Dans ses projections macroéconomiques intermédiaires, la Banque de France prévoit que la croissance du PIB resterait ralentie en 2024 à +0,8 %, après +0,9 % en 2023, avant d’accélérer en 2025 et 2026, à respectivement +1,5 % et +1,7 %.

La Note de Conjoncture de l’Insee fait état d’une activité atone au 1er trimestre (+0,0 %) puis qui reprendrait au 2e trimestre (+0,3 %). Elle serait principalement portée par la demande intérieure hors stock et les variations de stock au 1er trimestre et par la demande intérieure hors stock et le commerce extérieur au 2e trimestre.

Dans son enquête mensuelle de conjoncture à début mars, la Banque de France estime que l’activité progresserait légèrement au 1er trimestre (+0,2 %).
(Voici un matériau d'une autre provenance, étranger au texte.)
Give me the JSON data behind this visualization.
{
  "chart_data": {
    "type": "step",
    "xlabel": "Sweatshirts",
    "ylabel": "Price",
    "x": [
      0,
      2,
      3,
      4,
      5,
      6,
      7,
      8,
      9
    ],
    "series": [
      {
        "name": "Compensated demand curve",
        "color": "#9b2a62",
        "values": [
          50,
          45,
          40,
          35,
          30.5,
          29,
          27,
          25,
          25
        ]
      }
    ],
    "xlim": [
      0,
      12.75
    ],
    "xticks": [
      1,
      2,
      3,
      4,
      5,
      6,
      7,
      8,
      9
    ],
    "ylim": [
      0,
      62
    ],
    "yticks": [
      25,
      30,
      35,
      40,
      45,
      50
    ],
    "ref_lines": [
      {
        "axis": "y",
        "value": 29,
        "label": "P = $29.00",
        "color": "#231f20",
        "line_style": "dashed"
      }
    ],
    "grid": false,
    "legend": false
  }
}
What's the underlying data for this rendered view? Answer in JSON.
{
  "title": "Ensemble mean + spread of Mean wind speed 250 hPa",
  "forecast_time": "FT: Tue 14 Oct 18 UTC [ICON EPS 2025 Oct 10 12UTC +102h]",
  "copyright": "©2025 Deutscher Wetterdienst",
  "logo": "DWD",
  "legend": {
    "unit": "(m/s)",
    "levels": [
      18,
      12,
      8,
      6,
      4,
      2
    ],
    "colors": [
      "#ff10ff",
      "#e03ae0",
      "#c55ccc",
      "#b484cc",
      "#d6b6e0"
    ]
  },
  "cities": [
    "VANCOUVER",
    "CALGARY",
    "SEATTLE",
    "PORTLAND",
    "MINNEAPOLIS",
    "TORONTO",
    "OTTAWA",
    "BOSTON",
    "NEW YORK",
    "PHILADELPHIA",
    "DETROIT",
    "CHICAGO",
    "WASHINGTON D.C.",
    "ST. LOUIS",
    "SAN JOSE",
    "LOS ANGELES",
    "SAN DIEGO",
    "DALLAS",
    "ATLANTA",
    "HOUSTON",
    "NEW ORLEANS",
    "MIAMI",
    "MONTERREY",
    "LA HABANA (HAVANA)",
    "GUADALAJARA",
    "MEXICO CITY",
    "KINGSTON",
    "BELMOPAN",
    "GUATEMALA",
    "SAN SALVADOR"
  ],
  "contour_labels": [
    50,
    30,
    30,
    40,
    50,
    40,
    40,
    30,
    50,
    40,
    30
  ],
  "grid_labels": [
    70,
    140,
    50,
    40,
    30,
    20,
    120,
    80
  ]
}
Les difficultés de recrutement seraient stables, à un niveau encore significatif (41 % des entreprises) et les difficultés d’approvisionnement se replieraient légèrement (12 % en février après 14 % en janvier).

• D’après la banque de France, le climat dans les services et dans l’industrie progresserait en février (respectivement +1 pt à 98 et +2 pt à 96) alors qu’il reculerait dans le bâtiment (−1 pt à 94).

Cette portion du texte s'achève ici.